Fase 2 - Adequação do conteúdo do instrumento: Para a validade de conteúdo, utilizou-se a técnica de painel de especialistas, de modo a permitir que as opiniões fossem acrescidas à formulação do instrumento de forma construtiva, mas não definitiva, para validar o instrumento proposto17. O encontro iniciou-se com apresentação breve do projeto de pesquisa, dos objetivos do encontro, da definição da empatia e de seus componentes, e da dinâmica de funcionamento do trabalho. Os especialistas participantes assinaram o Termo de Consentimento Livre Esclarecido (TCLE) e preencheram um questionário sociodemográfico com os seguintes dados: idade, sexo, graduação, tempo de graduação, tempo de prática clínica, tempo de experiência como docente, área de trabalho e titulação. Após o preenchimento do questionário, apresentaram-se o MES e a versão do MES-PP. Os convidados foram, então, orientados a avaliar individualmente os itens do MES-PP considerando semântica, conteúdo, pertinência, exequibilidade e necessidade de inclusão ou exclusão do item. Logo após, realizou-se uma plenária para discussão sobre o conteúdo dos itens e avaliação da pertinência, entre os pesquisadores e os especialistas convidados. Um moderador (pesquisador) coordenou a discussão, e todas as sugestões apresentadas foram anotadas por um relator para análise posterior dos pesquisadores.

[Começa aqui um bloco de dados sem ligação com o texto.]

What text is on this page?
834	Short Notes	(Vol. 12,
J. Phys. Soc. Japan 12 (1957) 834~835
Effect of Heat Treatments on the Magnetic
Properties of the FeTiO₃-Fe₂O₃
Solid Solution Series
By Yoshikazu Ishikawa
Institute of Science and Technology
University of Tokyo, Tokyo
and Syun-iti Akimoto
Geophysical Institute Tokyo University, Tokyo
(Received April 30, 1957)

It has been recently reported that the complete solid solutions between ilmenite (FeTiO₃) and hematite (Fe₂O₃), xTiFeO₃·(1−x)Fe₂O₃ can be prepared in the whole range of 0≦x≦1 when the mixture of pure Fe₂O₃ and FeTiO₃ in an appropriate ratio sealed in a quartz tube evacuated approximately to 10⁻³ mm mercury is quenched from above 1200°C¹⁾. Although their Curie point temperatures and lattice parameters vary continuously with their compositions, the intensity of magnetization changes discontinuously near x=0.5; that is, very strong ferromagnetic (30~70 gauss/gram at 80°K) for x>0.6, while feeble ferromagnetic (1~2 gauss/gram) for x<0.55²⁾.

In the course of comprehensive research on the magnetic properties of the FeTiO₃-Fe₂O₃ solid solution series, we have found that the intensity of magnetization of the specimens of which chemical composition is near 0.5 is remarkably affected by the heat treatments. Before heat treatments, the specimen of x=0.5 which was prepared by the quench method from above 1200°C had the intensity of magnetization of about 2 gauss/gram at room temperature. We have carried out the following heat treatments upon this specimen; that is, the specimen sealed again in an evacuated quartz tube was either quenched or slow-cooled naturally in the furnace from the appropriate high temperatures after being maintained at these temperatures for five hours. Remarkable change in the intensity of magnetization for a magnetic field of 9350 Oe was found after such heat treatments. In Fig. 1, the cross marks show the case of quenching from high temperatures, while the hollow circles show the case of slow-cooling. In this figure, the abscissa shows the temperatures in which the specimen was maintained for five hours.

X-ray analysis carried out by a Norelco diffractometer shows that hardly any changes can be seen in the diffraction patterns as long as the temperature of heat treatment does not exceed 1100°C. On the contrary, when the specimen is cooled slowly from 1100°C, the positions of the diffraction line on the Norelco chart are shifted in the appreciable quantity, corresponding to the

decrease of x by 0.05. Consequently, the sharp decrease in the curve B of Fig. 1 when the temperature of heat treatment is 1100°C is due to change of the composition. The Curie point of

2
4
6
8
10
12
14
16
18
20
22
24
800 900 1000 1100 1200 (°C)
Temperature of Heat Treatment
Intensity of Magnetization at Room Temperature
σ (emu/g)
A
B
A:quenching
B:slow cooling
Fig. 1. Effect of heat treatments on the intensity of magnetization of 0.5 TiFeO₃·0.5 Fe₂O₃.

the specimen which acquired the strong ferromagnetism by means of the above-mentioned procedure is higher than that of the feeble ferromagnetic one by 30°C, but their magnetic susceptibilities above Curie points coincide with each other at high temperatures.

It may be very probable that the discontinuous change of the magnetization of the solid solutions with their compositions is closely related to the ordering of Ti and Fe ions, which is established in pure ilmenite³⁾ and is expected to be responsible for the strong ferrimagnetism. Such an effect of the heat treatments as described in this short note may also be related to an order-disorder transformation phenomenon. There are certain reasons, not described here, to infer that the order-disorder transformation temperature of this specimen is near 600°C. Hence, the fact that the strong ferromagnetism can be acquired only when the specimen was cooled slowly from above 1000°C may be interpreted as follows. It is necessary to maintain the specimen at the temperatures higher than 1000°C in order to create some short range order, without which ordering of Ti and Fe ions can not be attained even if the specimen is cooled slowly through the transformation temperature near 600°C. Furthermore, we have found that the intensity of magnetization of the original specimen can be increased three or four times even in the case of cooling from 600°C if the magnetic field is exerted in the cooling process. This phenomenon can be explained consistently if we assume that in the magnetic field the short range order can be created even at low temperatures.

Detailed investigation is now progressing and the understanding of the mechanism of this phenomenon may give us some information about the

Fase 3 - Avaliação do grau de clareza e da exequibilidade do instrumento na população alvo no cenário de aprendizagem: Para essa avaliação, um dos pesquisadores convidou um grupo de pacientes atendidos por estudantes de Medicina do nono período de uma instituição de ensino particular logo após o término da consulta. Aqueles que aceitaram leram e assinaram o TCLE, e foram orientados a responder a um questionário sociodemográfico e, logo após, ao MES-PP. Aplicaram-se esses questionários impressos em uma sala privada, onde o paciente foi lembrado que poderia deixar de participar a qualquer momento. Àqueles que, porventura, fossem analfabetos, era facultado responder por meio da leitura feita pelo pesquisador do questionário e do instrumento. O instrumento foi aplicado aleatoriamente, por conveniência.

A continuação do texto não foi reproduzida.